Was die PC-WELT nicht testen konnte

Einige Punkte ließen sich im Test noch nicht prüfen. Da es noch keine entsprechende Hardware gibt, können die PC-Welt-Tester keine Aussage zur Multitouch-Technologie machen, die das Ziehen, Drehen und Skalieren von Objekten per Touchscreen erlauben soll. Gleiches gilt für die versprochenen Verbesserungen bei Ready Boost und Ready Drive. Unter Vista konnten diese Leistungs-Technologien in Zusammenhang mit Flash-Speicher und Hybrid-Festplatten bekanntlich nicht überzeugen.

Für das künftige USB 3.0 mit einem Durchsatz bis zu 300 MB/s wird Windows 7 voraussichtlich nicht vorbereitet sein. Dies wird Microsoft bei Verfügbarkeit der Geräte etwa ab 2010 per Update nachholen.

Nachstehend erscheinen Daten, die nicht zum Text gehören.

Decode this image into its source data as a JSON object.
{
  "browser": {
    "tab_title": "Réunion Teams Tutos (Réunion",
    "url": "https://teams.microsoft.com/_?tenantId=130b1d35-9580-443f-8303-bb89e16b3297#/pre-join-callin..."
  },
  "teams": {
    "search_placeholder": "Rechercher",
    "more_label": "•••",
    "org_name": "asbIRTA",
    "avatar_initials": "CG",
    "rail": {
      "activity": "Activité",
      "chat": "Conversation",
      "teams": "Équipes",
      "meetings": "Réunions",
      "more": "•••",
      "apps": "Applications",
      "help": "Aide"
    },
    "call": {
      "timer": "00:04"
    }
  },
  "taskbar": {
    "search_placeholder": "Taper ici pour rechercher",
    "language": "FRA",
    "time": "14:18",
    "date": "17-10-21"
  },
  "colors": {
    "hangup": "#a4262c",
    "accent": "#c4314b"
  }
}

Was der Windows-7-Beta definitiv noch fehlt, ist die angekündigte native Unterstützung für Microsofts Virtual Hard Disk-Format (VHD). Zum Laden von VHD-Images ist bislang eine Virtualisierungs-Software wie Microsofts Virtual PC 2007 notwendig. Windows 7 soll diese Images laden können und sogar davon booten.